La octava Feria Internacional del Libro de las Universitarias y los Universitarios se desarrolló del 25 al 30 de agosto de 2026 en el Centro de Exposiciones y Congresos de la Universidad Nacional Autónoma de México (UNAM).
La Casa Editora compartió el estand de la Cámara Ecuatoriana del Libro con otras cinco editoriales universitarias ecuatorianas. En total, la edición congregó a más de 350 editoriales de 14 países y contó con más de 370 actividades académicas y culturales, según Gaceta UNAM.
Para Sonia Criollo, saber que sus libros habían sido escogidos representó una alegría especial.
“Esto es de eso que no sucede siempre, pero que llena el corazoncito y la vida”, escribió en una publicación de Instagram.
La autora celebró el viaje de sus obras y agradeció al equipo de la Casa Editora de la Universidad del Azuay, sello que ha publicado sus cuentos.
En entrevista para EL COMERCIO, Criollo explicó que ‘Cuando sea domingo’ nació durante una etapa de cambios personales.
“En lo que escribo es imposible que no esté yo”, afirmó. Sus historias se alimentan de sus propias vivencias y de las conexiones que surgen entre una película, una lectura o una conversación.
La primera versión del relato fue escrita para una convocatoria en 2024, pero no resultó seleccionada.
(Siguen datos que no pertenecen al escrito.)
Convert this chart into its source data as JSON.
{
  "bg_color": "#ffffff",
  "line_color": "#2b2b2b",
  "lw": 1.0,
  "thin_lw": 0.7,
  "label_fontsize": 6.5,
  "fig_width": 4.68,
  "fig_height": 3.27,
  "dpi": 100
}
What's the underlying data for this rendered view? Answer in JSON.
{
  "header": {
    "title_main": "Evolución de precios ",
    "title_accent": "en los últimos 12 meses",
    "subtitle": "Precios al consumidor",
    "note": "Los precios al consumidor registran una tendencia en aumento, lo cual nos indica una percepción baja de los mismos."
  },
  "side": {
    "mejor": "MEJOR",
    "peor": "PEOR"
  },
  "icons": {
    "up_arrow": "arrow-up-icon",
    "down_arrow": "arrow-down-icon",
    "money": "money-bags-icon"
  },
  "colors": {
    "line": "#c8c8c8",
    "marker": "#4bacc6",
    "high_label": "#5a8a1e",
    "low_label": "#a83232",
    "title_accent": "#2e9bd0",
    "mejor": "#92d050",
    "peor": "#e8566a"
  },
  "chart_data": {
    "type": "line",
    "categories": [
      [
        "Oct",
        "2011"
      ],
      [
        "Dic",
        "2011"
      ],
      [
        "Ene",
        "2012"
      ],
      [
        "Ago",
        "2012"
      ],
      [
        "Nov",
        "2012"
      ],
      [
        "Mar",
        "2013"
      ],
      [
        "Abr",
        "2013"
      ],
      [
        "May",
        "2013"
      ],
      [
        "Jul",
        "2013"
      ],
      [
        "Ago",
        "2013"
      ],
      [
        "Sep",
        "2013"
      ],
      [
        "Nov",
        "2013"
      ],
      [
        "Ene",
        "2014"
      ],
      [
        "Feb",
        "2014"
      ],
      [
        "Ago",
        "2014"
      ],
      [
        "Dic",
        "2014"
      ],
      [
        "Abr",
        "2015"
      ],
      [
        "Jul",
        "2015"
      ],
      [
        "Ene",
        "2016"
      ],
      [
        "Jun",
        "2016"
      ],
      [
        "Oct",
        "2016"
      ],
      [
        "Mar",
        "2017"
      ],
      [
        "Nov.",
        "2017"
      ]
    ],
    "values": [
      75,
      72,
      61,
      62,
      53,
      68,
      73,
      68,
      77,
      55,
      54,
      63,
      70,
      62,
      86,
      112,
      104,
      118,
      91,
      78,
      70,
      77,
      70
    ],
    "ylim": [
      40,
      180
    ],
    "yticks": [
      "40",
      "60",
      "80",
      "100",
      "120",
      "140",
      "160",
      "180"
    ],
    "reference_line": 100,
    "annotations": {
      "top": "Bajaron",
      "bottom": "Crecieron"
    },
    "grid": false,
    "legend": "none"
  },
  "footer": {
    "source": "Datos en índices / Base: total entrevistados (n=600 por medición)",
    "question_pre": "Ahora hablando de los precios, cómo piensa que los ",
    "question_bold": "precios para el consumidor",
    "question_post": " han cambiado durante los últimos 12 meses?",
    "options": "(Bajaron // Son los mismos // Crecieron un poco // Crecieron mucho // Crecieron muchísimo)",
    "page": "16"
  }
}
Criollo regresó posteriormente al manuscrito y permitió que la historia creciera hasta convertirse en un cuento de 87 páginas.
El libro fue publicado en junio de 2026 por la Casa Editora de la Universidad del Azuay y cuenta con ilustraciones de Cristian Alvarracín.
Julián, el protagonista, dibuja una criatura que cobra vida y guarda en una libreta sus recuerdos y emociones. La historia transcurre entre la casa de su madre, la de su padre y las visitas a la abuela Pan.
El relato no presenta una familia ideal ni intenta decidir cuál debería ser su forma. Los padres de Julián no comparten una casa, pero ambos permanecen presentes en la vida del niño.
La madre fue el personaje más complejo de construir. Criollo procuró no retratarse ni crear una figura perfecta, sino mostrar a una mujer que cuida a su hijo y, al mismo tiempo, posee una vida propia.
“No es un cuento para decir qué es y qué no es familia, ni para dejar moralejas”, sostuvo la autora.
La pregunta que guía la obra es diferente: ¿cuándo se sienten realmente amados los niños?
“La forma puede transformarse, pero los vínculos y el amor tienen que permanecer, incluso fortalecerse”, explicó Criollo.
Una de las ideas de ‘Cuando sea domingo’ surgió de la serie Eric, en la que un personaje fantástico encarna emociones difíciles de expresar.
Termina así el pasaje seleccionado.